Ce qui est plus important, c’est que, comme le note The New York Times, cette dernière escalade en matière d’intervention politique directe sur le territoire d’un état souverain signifie que le Moyen-Orient n’est plus un terrain de guerre par procuration : après tout, pourquoi tourner autour du pot quand on peut bombarder directement un pays voisin sans craindre les représailles de la communauté internationale, comme viennent de le faire Abu Dhabi et Le Caire :

 

Selon des officiels, le gouvernement du Qatar a déjà fourni des armes et du soutien aux forces islamistes de Libye, par conséquent les nouvelles frappes indiquent qu’on est en train de passer de la guerre par procuration (dans lesquelles les puissances régionales se servaient d’alliés locaux pour atteindre leurs objectifs) à une implication directe.


Tout cela ne nous dit pas si les frappes ont atteint leur objectif. Eh bien, non, elles n’ont pas réussi à juguler les progrès des miliciens.


Les frappes se sont aussi révélées contre-productives jusqu’ici : les milices islamistes qui se battent pour le contrôle de Tripoli ont réussi à prendre l’aéroport durant la nuit qui a suivi la seconde attaque.


Selon des officiels étatsuniens, l’Égypte a fourni les bases d’où étaient lancées les frappes. Le président d’Égypte Abdel-Fattah el-Sisi et d’autres officiels ont fait des déclarations publiques fermes, mais formulées avec prudence, afin de démentir toute implication directe des forces égyptiennes en Libye.
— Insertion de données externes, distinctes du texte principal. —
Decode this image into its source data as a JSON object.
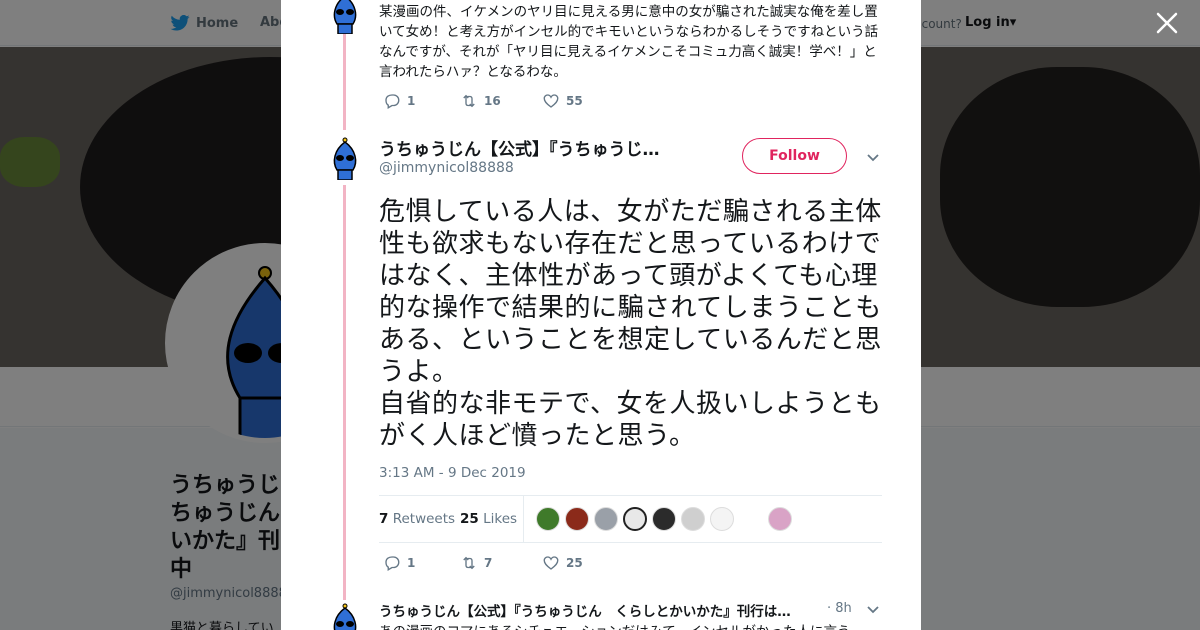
{
  "topbar": {
    "home_label": "Home",
    "about_label": "Abo",
    "account_label": "ccount?",
    "login_label": "Log in"
  },
  "profile": {
    "name": "うちゅうじ\nちゅうじん\nいかた』刊\n中",
    "handle": "@jimmynicol8888",
    "bio": "黒猫と暮らしてい"
  },
  "modal": {
    "previous_tweet": {
      "text": "某漫画の件、イケメンのヤリ目に見える男に意中の女が騙された誠実な俺を差し置いて女め！と考え方がインセル的でキモいというならわかるしそうですねという話なんですが、それが「ヤリ目に見えるイケメンこそコミュ力高く誠実！学べ！」と言われたらハァ？となるわな。",
      "replies": "1",
      "retweets": "16",
      "likes": "55"
    },
    "main_tweet": {
      "name": "うちゅうじん【公式】『うちゅうじ…",
      "handle": "@jimmynicol88888",
      "follow_label": "Follow",
      "text": "危惧している人は、女がただ騙される主体性も欲求もない存在だと思っているわけではなく、主体性があって頭がよくても心理的な操作で結果的に騙されてしまうこともある、ということを想定しているんだと思うよ。\n自省的な非モテで、女を人扱いしようともがく人ほど憤ったと思う。",
      "timestamp": "3:13 AM - 9 Dec 2019",
      "retweet_count": "7",
      "retweet_label": "Retweets",
      "like_count": "25",
      "like_label": "Likes",
      "replies": "1",
      "retweets": "7",
      "likes": "25"
    },
    "reply_tweet": {
      "name": "うちゅうじん【公式】『うちゅうじん　くらしとかいかた』刊行は…",
      "time": "· 8h",
      "text": "あの漫画のコマにあるシチュエーションだけみて、インセルがかった人に言う"
    }
  },
  "colors": {
    "accent": "#e0245e",
    "thread_line": "#f2b4c4",
    "twitter_blue": "#1da1f2",
    "text_secondary": "#657786"
  }
}
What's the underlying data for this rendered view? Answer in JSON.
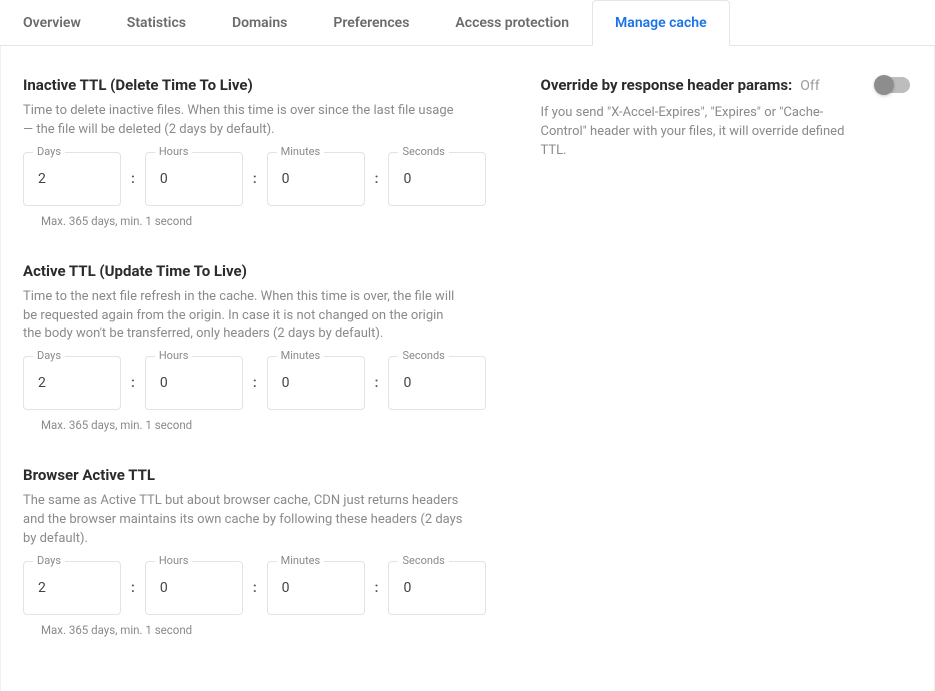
{
  "tabs": {
    "overview": "Overview",
    "statistics": "Statistics",
    "domains": "Domains",
    "preferences": "Preferences",
    "access_protection": "Access protection",
    "manage_cache": "Manage cache"
  },
  "labels": {
    "days": "Days",
    "hours": "Hours",
    "minutes": "Minutes",
    "seconds": "Seconds",
    "colon": ":"
  },
  "hints": {
    "range": "Max. 365 days, min. 1 second"
  },
  "sections": {
    "inactive_ttl": {
      "title": "Inactive TTL (Delete Time To Live)",
      "desc": "Time to delete inactive files. When this time is over since the last file usage — the file will be deleted (2 days by default).",
      "days": "2",
      "hours": "0",
      "minutes": "0",
      "seconds": "0"
    },
    "active_ttl": {
      "title": "Active TTL (Update Time To Live)",
      "desc": "Time to the next file refresh in the cache. When this time is over, the file will be requested again from the origin. In case it is not changed on the origin the body won't be transferred, only headers (2 days by default).",
      "days": "2",
      "hours": "0",
      "minutes": "0",
      "seconds": "0"
    },
    "browser_active_ttl": {
      "title": "Browser Active TTL",
      "desc": "The same as Active TTL but about browser cache, CDN just returns headers and the browser maintains its own cache by following these headers (2 days by default).",
      "days": "2",
      "hours": "0",
      "minutes": "0",
      "seconds": "0"
    }
  },
  "override": {
    "title": "Override by response header params:",
    "state": "Off",
    "desc": "If you send \"X-Accel-Expires\", \"Expires\" or \"Cache-Control\" header with your files, it will override defined TTL."
  }
}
En privé, selon les officiels, leurs dénégations avaient été plus radicales.
…
Selon des officiels étatsuniens, le succès du premier raid a pu pousser l’Égypte et les EAU à croire qu’ils pouvaient procéder à des frappes sans être repérés. Ou alors l’audace de l’attaque reflète le poids de leur détermination à stopper ou à anéantir l’Islam politique.  


« Le plus ironique dans tout cela, exactement comme dans le cas d’Isis, c’est que si les Émirats ont sans doute la meilleure flotte aérienne de la région et s’ils sont capables d’attaquer directement leurs propres ennemis, c’est grâce à l’entraînement et l’aide que les États-Unis leur ont fournis.


On peut donc commencer le compte à rebours du moment où les États-Unis, dans leur effort pour empêcher l’ascension d’une nouvelle puissance régionale, armeront les mêmes islamistes qu’ils soutenaient en Égypte avant le fiasco Morsi, en se faisant encore plus d’ennemis, pendant que le reste du monde attend de voir comment leur dernière fourniture d’armes va se retourner contre les intérêts des États-Unis dans la région ou, comme Isis l’a montré, contre les États-Unis eux-mêmes.


Quoi qu’il en soit, les États-Unis n’ont désormais d’autres choix que d’intensifier leur présence dans une région qui est en train de se transformer rapidement en ruines, grâce à « l’assistance et l’entraînement » militaires étatsuniens, qui ne profite à personne, hormis évidemment à quelques conglomérats militaro / industriels américains et au consortium bancaire international de blanchiment d’argent.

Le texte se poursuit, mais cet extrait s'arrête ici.